IS Investment – Company Report: Migros 3Q20 Earnings Review

Operationally inline yet NI beat estimates: Migros announced TL9mn of net profit in 3Q20, better than consensus net loss estimate (IS Investment: TL14mn of net profit, consensus: TL72mn of net loss), mostly due to the TL44mn of investment income and lower financial expenses. Inline with market estimates, the Company reported TL7.7bn of revenues in 3Q20 (IS Inv: TL7.7bn, cons: TL7.7bn) and posted TL610mn of EBITDA (IS Inv: TL650mn, cons: TL612mn).

Comment: Despite the earnings beat, we do not expect the results to have a material impact on share price as operational results were inline with consensus figures and due to the mix picture of the revised guidance as topline growth and new store opening guidance revised up where as EBITDA margin guidance revised down to the lower end of the previous guidance.

Solid LfL growth yet weaker margins: Migros reported TL7.7bn of revenues in 3Q20, suggesting a robust growth of 19.1% y/y thanks to the solid LfL growth of 15% (based on our calculation) and 3.8% space growth despite the dilutive impact of seasonal stores, shopping mall revenues and wholesale revenues. The LfL growth remained strong supported by a significant growth in online channel as online orders thorough Migros Sanal was 2.6x and Migros Hemen was 13.5x, respectively in 9M20 vs. that of 9M19 as a result of changing consumer behavior after COVID. The Company posted TL610mn of EBITDA in 3Q20, down by 10.8% y/y. Note that the Management has a different calculation of EBITDA including severance payments which suggests 12.4% contraction.

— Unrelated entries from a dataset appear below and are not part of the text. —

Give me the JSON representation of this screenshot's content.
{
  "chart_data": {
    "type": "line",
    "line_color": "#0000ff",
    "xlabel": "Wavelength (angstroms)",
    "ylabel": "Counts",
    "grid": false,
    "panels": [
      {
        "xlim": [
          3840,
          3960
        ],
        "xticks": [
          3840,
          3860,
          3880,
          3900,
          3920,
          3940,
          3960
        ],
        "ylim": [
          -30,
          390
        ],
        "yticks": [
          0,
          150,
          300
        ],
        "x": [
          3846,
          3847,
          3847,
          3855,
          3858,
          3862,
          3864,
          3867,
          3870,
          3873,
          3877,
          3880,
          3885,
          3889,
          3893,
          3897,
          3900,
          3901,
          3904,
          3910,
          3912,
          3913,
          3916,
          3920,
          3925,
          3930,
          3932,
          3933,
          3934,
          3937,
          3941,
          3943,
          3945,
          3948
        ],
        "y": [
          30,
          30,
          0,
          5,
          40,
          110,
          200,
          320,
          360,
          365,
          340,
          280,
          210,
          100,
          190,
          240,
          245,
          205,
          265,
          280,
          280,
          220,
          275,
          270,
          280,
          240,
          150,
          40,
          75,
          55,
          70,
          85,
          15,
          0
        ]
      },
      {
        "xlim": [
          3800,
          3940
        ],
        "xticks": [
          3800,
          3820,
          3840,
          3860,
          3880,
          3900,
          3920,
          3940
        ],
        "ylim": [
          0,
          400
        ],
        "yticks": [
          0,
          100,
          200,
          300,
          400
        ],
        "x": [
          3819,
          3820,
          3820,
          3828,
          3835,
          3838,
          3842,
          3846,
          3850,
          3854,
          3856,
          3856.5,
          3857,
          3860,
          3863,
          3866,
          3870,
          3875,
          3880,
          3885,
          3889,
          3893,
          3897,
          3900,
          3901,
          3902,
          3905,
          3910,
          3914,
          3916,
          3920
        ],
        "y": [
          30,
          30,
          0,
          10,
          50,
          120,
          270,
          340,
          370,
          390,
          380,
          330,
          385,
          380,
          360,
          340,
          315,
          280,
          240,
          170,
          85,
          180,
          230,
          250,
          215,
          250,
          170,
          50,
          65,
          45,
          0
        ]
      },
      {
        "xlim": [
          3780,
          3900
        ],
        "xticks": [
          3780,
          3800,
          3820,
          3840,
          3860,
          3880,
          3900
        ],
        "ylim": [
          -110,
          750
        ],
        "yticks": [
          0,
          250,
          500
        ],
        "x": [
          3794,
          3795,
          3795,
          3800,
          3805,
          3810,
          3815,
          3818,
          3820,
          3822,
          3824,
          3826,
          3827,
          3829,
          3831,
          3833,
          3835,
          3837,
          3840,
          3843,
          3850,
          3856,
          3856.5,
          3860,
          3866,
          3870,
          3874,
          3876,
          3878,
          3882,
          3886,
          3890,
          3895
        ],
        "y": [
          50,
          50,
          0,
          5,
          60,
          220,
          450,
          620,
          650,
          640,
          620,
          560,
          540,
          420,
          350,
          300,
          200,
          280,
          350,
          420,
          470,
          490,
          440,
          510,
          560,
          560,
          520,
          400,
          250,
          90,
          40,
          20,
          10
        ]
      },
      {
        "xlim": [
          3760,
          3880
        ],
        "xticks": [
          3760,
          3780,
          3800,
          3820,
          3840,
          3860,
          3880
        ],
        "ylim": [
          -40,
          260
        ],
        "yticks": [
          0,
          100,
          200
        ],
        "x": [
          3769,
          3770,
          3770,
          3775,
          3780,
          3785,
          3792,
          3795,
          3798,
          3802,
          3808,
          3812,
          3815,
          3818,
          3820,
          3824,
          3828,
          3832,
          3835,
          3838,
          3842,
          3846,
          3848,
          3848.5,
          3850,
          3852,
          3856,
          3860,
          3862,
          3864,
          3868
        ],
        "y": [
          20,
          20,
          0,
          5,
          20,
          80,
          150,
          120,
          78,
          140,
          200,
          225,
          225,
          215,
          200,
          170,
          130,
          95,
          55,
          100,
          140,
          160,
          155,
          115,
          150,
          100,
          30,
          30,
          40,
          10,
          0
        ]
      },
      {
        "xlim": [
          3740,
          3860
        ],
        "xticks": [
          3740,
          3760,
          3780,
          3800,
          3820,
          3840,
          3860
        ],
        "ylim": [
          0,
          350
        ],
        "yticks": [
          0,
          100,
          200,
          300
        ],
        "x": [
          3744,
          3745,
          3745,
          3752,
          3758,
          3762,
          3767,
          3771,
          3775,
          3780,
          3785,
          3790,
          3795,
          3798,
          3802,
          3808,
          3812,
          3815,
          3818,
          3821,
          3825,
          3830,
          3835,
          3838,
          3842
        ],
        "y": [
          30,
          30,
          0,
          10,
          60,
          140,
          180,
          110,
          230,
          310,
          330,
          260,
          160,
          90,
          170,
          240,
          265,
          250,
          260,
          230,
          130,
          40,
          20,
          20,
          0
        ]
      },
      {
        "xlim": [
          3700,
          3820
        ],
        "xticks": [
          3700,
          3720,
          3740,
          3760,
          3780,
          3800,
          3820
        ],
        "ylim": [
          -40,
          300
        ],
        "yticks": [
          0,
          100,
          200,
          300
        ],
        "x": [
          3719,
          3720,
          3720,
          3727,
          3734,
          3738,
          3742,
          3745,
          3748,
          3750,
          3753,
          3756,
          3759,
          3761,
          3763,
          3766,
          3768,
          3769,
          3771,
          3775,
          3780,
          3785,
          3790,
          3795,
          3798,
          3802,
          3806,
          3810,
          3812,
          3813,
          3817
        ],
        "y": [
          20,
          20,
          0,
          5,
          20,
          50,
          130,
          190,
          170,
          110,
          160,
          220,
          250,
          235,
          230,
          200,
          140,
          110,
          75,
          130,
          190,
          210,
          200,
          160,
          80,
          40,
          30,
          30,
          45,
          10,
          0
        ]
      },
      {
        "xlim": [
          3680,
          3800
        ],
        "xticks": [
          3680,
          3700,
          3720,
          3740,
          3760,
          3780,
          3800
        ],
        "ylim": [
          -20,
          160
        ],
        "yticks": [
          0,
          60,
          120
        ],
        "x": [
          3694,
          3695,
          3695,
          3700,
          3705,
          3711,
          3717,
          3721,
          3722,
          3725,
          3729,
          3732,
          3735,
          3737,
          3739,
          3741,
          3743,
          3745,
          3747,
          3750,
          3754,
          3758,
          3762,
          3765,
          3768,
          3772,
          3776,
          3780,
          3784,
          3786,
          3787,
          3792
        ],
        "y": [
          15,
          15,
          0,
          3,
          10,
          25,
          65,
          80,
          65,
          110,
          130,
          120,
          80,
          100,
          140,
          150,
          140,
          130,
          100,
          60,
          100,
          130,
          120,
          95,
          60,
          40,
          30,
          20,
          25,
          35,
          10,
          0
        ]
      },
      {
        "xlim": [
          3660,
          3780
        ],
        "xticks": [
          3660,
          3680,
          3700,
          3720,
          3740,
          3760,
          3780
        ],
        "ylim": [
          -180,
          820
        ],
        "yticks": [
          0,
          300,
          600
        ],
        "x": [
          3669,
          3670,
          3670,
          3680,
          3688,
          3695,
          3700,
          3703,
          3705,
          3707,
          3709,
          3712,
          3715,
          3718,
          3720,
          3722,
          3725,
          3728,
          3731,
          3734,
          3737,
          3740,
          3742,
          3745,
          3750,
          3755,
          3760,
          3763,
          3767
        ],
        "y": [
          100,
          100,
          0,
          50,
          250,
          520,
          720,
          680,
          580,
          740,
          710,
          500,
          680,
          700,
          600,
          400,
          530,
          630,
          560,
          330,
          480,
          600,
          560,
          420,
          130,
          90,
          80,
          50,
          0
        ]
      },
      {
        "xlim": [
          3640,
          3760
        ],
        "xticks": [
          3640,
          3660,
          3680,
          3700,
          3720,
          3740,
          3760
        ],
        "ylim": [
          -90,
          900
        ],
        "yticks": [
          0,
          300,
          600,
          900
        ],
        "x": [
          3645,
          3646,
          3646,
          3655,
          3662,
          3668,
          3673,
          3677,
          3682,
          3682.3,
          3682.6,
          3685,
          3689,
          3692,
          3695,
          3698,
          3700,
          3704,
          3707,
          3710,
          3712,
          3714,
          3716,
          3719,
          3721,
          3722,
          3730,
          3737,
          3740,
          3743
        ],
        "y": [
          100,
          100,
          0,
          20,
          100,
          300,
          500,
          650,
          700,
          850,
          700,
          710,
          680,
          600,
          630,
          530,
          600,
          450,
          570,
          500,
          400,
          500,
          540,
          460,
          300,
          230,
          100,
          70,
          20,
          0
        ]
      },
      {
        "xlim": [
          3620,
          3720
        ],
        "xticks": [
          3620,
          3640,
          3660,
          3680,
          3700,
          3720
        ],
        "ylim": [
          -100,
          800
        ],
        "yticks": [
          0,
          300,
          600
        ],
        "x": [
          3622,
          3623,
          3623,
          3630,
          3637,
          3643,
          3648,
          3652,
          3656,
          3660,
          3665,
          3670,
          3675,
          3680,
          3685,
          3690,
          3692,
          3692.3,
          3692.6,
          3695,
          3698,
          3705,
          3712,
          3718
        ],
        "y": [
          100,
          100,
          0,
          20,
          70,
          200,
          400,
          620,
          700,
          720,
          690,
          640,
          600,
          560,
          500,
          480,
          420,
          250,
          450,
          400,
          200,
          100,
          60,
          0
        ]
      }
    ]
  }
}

The contraction in EBITDA mostly stemmed from lower imputed interest rates and COVID related costs. Excluding the impact of lower imputed interest rates, EBITDA grew by a mere 3.4% y/y, still much lower than topline growth. EBITDA margin realized at 7.9%, showing c.290bps deterioration y/y. Excluding the effect of interest rates (calculating 3Q19 margin based on current actual interest rates) and adverse impact of IFRS 16, there would still be 50bps EBITDA margin deterioration y/y.

Topline growth guidance revised up whereas EBITDA margin revised down: The Management has revised up its topline growth guidance for the third time this year yet EBITDA margin guidance revised down to the lower end of the previous guidance. Accordingly, they now expect 22-23% topline growth for 2020 (9M20: 22.8%), up from 20-22% and expect ~8% EBITDA margin down from 8-8.5% (9M20: 8.1%). They also revised up new store opening guidance to +160 from 160 (9M19: 136) and Capex guidance to TL470mn from TL440mn.

Euro net debt further decreased to €55mn: Total net debt has improved to TL547mn as of end-3Q20 (2Q20: TL1.09bn) despite the weakness of TL against euro during the quarter while euro portion of net debt decreased to €55mn as of end-3Q20 (2Q20: €115mn) thanks to the strong operational cash flow. The Management highlighted that short Fx position decreased to €42mn as of October. The net debt /EBITDA also decreased to 0.4x (2Q20: 0.7x).

Reiterate our BUY: Following the Management call to be held today, we may revise our estimates. Our existing topline estimate is in-line with the new guidance yet lower interest rates may require downward revision in our EBITDA margin estimates. We keep our BUY recommendation with our unchanged 12M PT of TL50/share. Currently, the share trades at 6.6x 2021E adj. EV/EBITDA (exc IFRS 16, including imputed interest), offering 45% discount to BIMAS. We expect valuation multiples to continue to expand due to the improving risk/reward profile as the significant ytd decrease in euro debt eases concerns over the name.